Se han escrito ríos de tinta sobre aquel maravilloso minuto noventa. El descuento de un partido por el ascenso entre dos equipos que hoy, nueve meses después, están en Primera División. Un encuentro trepidante, con jugadas polémicas ocasiones para ambos y mucha tensión en el ambiente. Pucelanos y vigueses sabíamos, conocíamos, que allí nos jugábamos mucho. Y con ese pase de la muerte de Orellana y el posterior remate de Joan Tomás se selló una de las hojas de nuestro pasaporte a la Liga BBVA.
Ha sido quizás el único gol, y no me duelen las prendas en reconocerlo, que ha provocado que los pupilas se humedecieran. Incluso una persona muy allegada me reconoció días después que en aquel momento se dio cuenta que era del Celta, sólo del Celta. En este estado nuestro, tan bipolar futbolísticamente hablando, era una declaración llena de más contenido del que a priori se debería esperar. Pero como ya dije, mucho se ha escrito ya ese sobre ese instante de pleno éxtasis.
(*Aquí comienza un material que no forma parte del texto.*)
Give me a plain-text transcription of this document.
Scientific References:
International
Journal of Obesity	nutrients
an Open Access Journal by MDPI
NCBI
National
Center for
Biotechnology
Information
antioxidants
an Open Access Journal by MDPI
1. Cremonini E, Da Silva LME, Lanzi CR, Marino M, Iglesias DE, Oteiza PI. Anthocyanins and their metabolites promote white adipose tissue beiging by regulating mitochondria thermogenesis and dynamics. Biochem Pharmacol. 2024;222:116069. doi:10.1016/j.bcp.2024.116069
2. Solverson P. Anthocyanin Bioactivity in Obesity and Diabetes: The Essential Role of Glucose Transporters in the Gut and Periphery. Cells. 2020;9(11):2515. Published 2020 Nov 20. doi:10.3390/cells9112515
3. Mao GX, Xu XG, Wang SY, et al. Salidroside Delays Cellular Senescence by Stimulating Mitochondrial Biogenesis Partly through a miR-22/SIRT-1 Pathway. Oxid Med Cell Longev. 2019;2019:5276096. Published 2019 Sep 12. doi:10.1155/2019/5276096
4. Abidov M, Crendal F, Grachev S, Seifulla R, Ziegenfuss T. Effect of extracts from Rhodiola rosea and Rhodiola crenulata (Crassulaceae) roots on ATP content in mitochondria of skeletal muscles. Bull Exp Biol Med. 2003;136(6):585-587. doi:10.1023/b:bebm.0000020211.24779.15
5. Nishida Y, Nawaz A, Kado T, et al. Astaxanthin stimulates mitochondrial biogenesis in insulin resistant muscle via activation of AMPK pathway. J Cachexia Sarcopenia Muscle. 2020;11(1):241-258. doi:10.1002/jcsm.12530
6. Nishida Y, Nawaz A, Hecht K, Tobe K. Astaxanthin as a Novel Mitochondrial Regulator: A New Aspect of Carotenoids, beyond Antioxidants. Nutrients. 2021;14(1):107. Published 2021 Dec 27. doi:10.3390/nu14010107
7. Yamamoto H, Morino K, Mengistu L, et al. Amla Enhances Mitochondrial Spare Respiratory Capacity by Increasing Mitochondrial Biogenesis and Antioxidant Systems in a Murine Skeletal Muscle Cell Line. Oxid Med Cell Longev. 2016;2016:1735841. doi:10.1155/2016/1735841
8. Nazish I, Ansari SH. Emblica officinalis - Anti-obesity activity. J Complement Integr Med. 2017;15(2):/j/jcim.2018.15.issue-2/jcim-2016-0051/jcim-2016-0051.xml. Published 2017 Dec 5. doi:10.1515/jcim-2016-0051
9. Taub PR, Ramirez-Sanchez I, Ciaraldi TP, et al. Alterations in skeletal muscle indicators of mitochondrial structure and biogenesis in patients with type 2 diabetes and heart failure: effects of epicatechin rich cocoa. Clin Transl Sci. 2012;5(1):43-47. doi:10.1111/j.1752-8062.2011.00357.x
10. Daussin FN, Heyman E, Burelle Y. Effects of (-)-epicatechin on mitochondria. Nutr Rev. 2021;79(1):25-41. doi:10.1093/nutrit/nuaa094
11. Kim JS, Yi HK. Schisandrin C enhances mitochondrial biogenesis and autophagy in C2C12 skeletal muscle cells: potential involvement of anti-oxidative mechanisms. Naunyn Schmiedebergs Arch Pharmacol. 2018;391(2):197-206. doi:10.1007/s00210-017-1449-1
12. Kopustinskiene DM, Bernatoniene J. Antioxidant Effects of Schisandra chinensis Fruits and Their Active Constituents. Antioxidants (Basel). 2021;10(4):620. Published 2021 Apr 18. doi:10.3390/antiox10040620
Quiero recordar los minutos después, cuando la afición abandonaba Zorrilla camino de sus coches y, sobre todo, de la ingente cantidad de autobuses con celtistas que se desplazaron a Valladolid aquel día. Era un momento de euforia, de abrazarte con aquellos celtistas con los que compartes afición y equipo pero no tenías cerca tuya en la grada. Aquel día pudieron grabarnos en aquella explanada que rodea el estadio y poner esa imagen entre las que ilustran una administración que ha repartido el Gordo en Navidad. Sólo faltaba el cava.
No hemos tenido muchos momentos de euforia, y menos durante los últimos seis años. Pero desde luego aquella tarde y su consiguiente noche dudo que se borre de la memoria del celtismo. Está guardada como oro en paño.